Наступило молчание. Наконец маркитантка снова вмешалась в разговор.
– У меня никогда не было детей, – заметила она. – У меня на это не хватало времени.
– А родители твои? – продолжал сержант. – Изволь-ка, сударыня, сообщить нам что-нибудь о твоих родителях. Моя фамилия Радуб, я сержант, я родился в Париже на улице Шерш-Миди, где родились также и мой отец и моя мать. Видишь, я не стесняюсь говорить о своих родителях. Так не угодно ли и тебе рассказать о своих?

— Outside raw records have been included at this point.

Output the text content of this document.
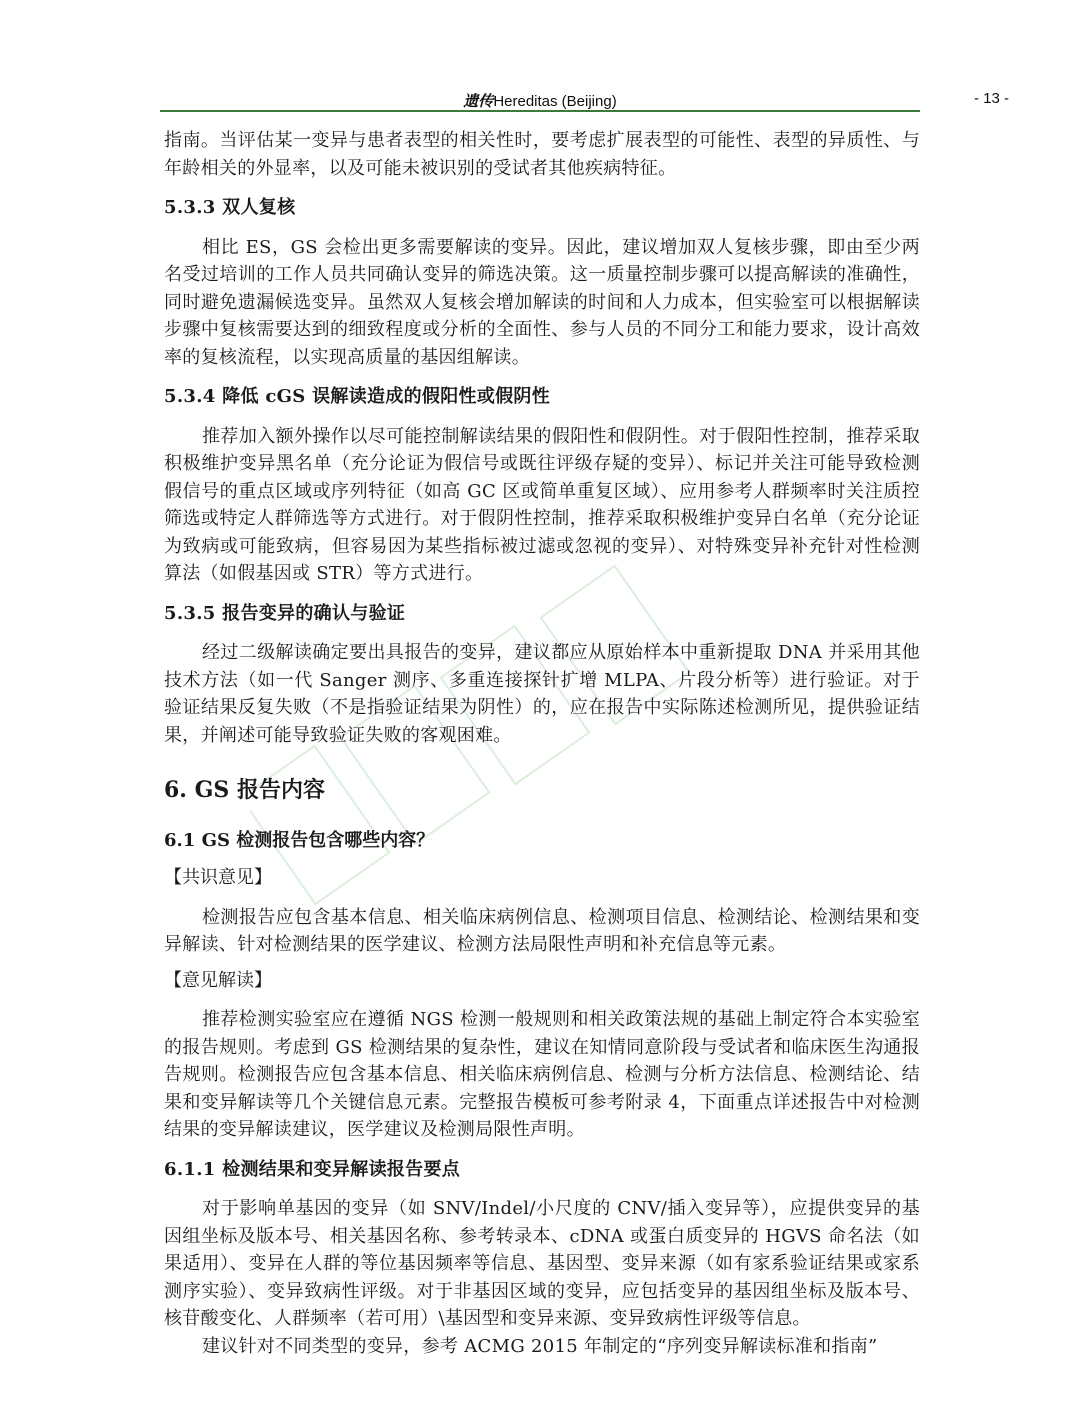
遗传Hereditas (Beijing)	- 13 -

指南。当评估某一变异与患者表型的相关性时，要考虑扩展表型的可能性、表型的异质性、与年龄相关的外显率，以及可能未被识别的受试者其他疾病特征。

5.3.3 双人复核

相比 ES，GS 会检出更多需要解读的变异。因此，建议增加双人复核步骤，即由至少两名受过培训的工作人员共同确认变异的筛选决策。这一质量控制步骤可以提高解读的准确性，同时避免遗漏候选变异。虽然双人复核会增加解读的时间和人力成本，但实验室可以根据解读步骤中复核需要达到的细致程度或分析的全面性、参与人员的不同分工和能力要求，设计高效率的复核流程，以实现高质量的基因组解读。

5.3.4 降低 cGS 误解读造成的假阳性或假阴性

推荐加入额外操作以尽可能控制解读结果的假阳性和假阴性。对于假阳性控制，推荐采取积极维护变异黑名单（充分论证为假信号或既往评级存疑的变异）、标记并关注可能导致检测假信号的重点区域或序列特征（如高 GC 区或简单重复区域）、应用参考人群频率时关注质控筛选或特定人群筛选等方式进行。对于假阴性控制，推荐采取积极维护变异白名单（充分论证为致病或可能致病，但容易因为某些指标被过滤或忽视的变异）、对特殊变异补充针对性检测算法（如假基因或 STR）等方式进行。

5.3.5 报告变异的确认与验证

经过二级解读确定要出具报告的变异，建议都应从原始样本中重新提取 DNA 并采用其他技术方法（如一代 Sanger 测序、多重连接探针扩增 MLPA、片段分析等）进行验证。对于验证结果反复失败（不是指验证结果为阴性）的，应在报告中实际陈述检测所见，提供验证结果，并阐述可能导致验证失败的客观困难。

6. GS 报告内容
6.1 GS 检测报告包含哪些内容？

【共识意见】

检测报告应包含基本信息、相关临床病例信息、检测项目信息、检测结论、检测结果和变异解读、针对检测结果的医学建议、检测方法局限性声明和补充信息等元素。

【意见解读】

推荐检测实验室应在遵循 NGS 检测一般规则和相关政策法规的基础上制定符合本实验室的报告规则。考虑到 GS 检测结果的复杂性，建议在知情同意阶段与受试者和临床医生沟通报告规则。检测报告应包含基本信息、相关临床病例信息、检测与分析方法信息、检测结论、结果和变异解读等几个关键信息元素。完整报告模板可参考附录 4，下面重点详述报告中对检测结果的变异解读建议，医学建议及检测局限性声明。

6.1.1 检测结果和变异解读报告要点

对于影响单基因的变异（如 SNV/Indel/小尺度的 CNV/插入变异等），应提供变异的基因组坐标及版本号、相关基因名称、参考转录本、cDNA 或蛋白质变异的 HGVS 命名法（如果适用）、变异在人群的等位基因频率等信息、基因型、变异来源（如有家系验证结果或家系测序实验）、变异致病性评级。对于非基因区域的变异，应包括变异的基因组坐标及版本号、核苷酸变化、人群频率（若可用）\基因型和变异来源、变异致病性评级等信息。

建议针对不同类型的变异，参考 ACMG 2015 年制定的“序列变异解读标准和指南”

– Их фамилия была Флешар. Вот и все.
– Ну, Флешар так Флешар, Радуб так Радуб. Но всякий человек принадлежит к какому-нибудь сословию. К какому же сословию принадлежали твои родители? Чем они занимаются или, по крайней мере, чем они занимались?
– Они были земледельцы. Отец мой был человек хворый и не мог работать, вследствие того что барин, его барин, наш барин, приказал избить его палками, что было еще очень милостиво, так как отец мой украл кролика, за что, собственно, полагается смертная казнь. Но барин наш помиловал его и сказал: «Дайте ему только сто палок». И отец мой остался калекой.
– Продолжай.
– Дед мой был гугенот, и наш приходский священник устроил так, что его сослали на каторжные работы. Я в то время была еще совсем маленькая.
– Продолжай.
– Отец моего мужа занимался продажей соли. Король велел его за это повесить.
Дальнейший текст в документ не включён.